Posted by cathrynsymons in : Reviews , add a comment

Doctor Who once again takes me back to childhood.  Not hiding behind the sofa, entranced by Jon Pertwee and terrified of the Daleks.  My father let me watch Hammer House Horrors at the age of nine, so  Daleks didn’t cause many nightmares.

No, last night’s episode, ‘The Fires of Pompeii’, takes me back to 3rd form Latin, and the orange primers of the Cambridge Latin Series.  Caecilius, Metella and Quintus all meet the Doctor in ancient Pompeii as the volcano explodes.  Someone is having fun.

This episode was vintage Dr Who.  Lots of running around, really evil monsters (who might well send a child to the safety of the sofa), and the Doctor fighting them off with a  water pistol.   Throw in a whole lot of angst about interfering with timelines and a few new seeds to the series story arcs – disappearing planets, ‘She will return’ and another mention of the Shadow Proclamation to set the Dr Who forums (okay…fora) alight.   Series 4 is shaping up to be very good indeed.

Briefing

Posted by cathrynsymons in : Camden,Reviews , add a comment

I’m ashamed to say that, despite being in this area for nearly a decade, yesterday was my first trip to the Camden People’s Theatre. I nearly didn’t make it. From the outside, it is a small and uninspiring venue in the unlovely urban desert between Drummond St and Tottenham Court Rd and when I finally ventured in last week to book tickets I was told that the opening night for their latest production had been flooded out, and that tickets have to be bought through the internet.
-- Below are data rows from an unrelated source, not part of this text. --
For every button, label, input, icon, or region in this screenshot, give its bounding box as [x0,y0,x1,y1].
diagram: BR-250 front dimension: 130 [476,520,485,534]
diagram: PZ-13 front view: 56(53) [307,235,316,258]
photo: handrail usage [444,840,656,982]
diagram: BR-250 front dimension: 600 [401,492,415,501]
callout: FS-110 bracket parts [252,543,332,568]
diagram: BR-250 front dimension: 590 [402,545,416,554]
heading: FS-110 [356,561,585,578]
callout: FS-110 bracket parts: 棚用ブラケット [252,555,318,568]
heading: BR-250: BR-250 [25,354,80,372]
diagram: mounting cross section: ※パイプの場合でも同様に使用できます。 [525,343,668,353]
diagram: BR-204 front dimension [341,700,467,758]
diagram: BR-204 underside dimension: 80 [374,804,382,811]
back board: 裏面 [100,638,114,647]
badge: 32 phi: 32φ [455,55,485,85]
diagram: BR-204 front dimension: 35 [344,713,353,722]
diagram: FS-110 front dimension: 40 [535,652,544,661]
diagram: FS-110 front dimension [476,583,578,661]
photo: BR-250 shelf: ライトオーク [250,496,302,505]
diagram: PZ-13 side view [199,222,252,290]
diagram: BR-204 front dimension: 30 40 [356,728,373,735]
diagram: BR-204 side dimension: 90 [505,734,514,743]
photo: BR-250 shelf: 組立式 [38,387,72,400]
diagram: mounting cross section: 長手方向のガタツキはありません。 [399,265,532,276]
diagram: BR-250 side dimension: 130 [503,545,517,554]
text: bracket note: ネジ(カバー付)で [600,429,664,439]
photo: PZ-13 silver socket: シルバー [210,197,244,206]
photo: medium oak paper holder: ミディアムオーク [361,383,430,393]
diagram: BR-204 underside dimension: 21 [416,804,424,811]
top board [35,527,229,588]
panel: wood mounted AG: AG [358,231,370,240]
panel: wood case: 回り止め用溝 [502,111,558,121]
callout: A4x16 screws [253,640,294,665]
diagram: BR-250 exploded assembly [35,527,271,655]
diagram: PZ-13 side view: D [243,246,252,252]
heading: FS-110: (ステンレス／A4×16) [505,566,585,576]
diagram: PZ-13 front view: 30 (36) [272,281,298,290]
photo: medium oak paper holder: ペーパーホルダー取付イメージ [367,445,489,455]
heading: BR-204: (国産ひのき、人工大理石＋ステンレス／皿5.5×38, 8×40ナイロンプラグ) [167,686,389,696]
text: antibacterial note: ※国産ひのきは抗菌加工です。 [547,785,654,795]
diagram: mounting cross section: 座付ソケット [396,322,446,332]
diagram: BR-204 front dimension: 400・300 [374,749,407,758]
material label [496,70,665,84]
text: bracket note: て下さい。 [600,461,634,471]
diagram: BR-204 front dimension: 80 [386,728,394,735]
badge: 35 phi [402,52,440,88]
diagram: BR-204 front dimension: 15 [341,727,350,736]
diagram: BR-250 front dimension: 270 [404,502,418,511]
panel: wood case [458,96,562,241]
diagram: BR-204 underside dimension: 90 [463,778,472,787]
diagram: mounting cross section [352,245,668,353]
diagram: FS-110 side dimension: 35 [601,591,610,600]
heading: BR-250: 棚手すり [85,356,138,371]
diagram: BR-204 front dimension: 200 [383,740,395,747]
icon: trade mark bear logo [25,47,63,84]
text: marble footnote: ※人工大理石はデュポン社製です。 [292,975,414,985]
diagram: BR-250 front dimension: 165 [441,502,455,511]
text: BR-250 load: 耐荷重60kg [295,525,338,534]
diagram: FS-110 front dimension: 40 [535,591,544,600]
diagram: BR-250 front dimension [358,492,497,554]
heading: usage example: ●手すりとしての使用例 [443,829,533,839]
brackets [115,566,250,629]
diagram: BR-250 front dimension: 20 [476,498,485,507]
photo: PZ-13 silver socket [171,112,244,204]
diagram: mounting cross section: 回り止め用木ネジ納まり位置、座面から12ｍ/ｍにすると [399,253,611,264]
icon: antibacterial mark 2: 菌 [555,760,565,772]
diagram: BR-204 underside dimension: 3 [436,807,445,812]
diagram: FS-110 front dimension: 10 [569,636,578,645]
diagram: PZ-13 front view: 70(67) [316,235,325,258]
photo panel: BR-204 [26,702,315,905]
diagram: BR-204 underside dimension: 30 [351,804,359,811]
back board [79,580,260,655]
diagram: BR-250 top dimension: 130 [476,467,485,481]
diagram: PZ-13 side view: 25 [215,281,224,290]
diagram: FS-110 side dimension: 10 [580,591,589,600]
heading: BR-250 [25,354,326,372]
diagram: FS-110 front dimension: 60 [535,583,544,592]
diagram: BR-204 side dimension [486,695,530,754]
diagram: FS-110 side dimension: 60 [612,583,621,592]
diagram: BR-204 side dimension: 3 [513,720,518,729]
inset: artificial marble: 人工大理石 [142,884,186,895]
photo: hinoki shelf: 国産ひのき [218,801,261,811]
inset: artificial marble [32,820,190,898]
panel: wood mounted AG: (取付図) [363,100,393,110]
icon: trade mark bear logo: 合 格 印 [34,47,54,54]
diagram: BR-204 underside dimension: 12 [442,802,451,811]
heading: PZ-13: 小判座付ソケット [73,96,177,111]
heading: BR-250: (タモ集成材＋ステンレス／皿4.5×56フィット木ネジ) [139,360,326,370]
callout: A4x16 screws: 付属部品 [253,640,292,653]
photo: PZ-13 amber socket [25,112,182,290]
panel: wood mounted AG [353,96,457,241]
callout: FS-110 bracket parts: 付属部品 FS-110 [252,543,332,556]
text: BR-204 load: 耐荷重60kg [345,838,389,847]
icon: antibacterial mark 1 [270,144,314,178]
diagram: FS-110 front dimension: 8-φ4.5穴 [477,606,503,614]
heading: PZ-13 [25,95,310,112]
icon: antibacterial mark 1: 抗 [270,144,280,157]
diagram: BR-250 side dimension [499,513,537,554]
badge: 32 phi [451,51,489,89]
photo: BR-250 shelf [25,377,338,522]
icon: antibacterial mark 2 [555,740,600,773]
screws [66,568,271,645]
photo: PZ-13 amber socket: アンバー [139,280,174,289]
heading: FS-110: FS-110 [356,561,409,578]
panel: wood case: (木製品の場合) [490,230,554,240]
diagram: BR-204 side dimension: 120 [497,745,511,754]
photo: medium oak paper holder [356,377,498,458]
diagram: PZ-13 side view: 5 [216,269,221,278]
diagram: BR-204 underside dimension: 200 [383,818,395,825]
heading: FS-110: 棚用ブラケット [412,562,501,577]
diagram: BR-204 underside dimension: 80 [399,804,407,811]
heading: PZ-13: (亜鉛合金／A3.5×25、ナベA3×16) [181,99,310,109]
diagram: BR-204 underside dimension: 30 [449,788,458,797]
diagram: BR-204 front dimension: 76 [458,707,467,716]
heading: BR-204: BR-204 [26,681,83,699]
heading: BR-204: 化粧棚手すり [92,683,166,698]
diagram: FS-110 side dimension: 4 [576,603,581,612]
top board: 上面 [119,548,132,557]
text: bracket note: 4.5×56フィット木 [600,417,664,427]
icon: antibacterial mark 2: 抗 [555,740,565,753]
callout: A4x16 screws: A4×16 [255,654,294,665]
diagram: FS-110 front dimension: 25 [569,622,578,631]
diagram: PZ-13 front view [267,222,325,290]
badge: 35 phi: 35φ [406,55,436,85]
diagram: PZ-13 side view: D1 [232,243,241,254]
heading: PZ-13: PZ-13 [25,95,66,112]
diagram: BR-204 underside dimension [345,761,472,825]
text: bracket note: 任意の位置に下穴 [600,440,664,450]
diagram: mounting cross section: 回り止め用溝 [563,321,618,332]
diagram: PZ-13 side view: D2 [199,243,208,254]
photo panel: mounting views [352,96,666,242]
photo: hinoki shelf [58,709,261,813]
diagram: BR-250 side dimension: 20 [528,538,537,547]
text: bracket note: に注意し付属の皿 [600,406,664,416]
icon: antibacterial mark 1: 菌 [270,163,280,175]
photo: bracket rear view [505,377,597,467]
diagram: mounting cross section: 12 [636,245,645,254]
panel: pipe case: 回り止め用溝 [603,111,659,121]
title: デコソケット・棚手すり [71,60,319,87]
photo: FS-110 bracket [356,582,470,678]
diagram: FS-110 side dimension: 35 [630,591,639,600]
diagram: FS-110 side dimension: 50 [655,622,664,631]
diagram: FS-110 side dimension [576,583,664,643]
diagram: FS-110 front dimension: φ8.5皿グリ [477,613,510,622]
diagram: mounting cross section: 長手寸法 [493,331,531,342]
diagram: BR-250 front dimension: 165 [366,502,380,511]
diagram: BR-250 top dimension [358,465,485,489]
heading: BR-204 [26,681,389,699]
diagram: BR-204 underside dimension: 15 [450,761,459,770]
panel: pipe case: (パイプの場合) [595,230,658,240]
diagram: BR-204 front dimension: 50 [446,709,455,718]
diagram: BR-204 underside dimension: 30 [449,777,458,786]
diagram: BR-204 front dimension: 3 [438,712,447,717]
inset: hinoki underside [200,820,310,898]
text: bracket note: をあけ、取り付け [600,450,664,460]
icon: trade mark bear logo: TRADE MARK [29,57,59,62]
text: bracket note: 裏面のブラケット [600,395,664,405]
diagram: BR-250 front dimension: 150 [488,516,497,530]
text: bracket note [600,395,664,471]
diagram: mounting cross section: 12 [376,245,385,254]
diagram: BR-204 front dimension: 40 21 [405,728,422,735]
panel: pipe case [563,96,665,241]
I’m glad I persevered. Mercurial Production’s short play, Briefing, is an hour very well spent. The play is based on Doris Lessing’s 1971 novel “Briefing for a Descent into Hell”, the story of a man who loses his memory and is admitted to a psychiatric hospital as the Patient. He may be mad, or he may be an agent of an interplanetary civilisation trying to rescue the Earth from humanity’s excesses. He cannot remember his former earthly life, as a Cambridge classics professor, but remembers snatches of his other experiences and has a strong sense of having forgotten something important. The book can be read as a psycho-drama, or as science fiction. I’m inclined to that latter, because it pivots around the scene of the ‘Briefing’ of the title, where the assembled alien agents are told that their mission to earth will be difficult, and that they will forget who they were. This scene doesn’t enter the consciousness of the Patient at any stage, and seems too concrete if the author is trying to keep the nature of this reality open.

The play is true to the novel, drawing the dialogue from it. The cast enter the small, sparse performance space down the side aisle with no separate stage. Most of the action takes place on and around a hospital bed, which becomes a raft in the ocean, and, with the cast, a cliff-face climbed by the Patient.

Where much of the book is unremitting stream-of-consciousness prose as the Patient talks through his memories, the cast use movement and words to take us through the story. First supporting his perhaps fantastical reality, then transforming into the hospital staff trying to ‘cure’ him, they bring the confusion between the two worlds to life.

As with the book, the play comes through on multiple levels. It is commentary on the way we treat the mentally-ill, with the Patient continuously drugged and under threat of electric shock therapy, and the medical staff’s certainty that their own reality is true. And is there madness too in the dire state of the planet, so much worse now than when the book was first written?

This is Mercurial Productions first production, bringing together young actors who are all graduates of the Parisian theatre school, Ecole Jacques Lecoq. James Turpin is excellent as the Patient, somnolent and confused, but calm so that the possibility that the past he partly remembers is the real one always remains open. The ensemble work together seamlessly, at times almost dancing their way through the play.

Briefing plays at the Camden People’s Theatre until 26 April. Tickets are £10/£12, and bookings must be made through Ticketweb who will add a pound or two to the price.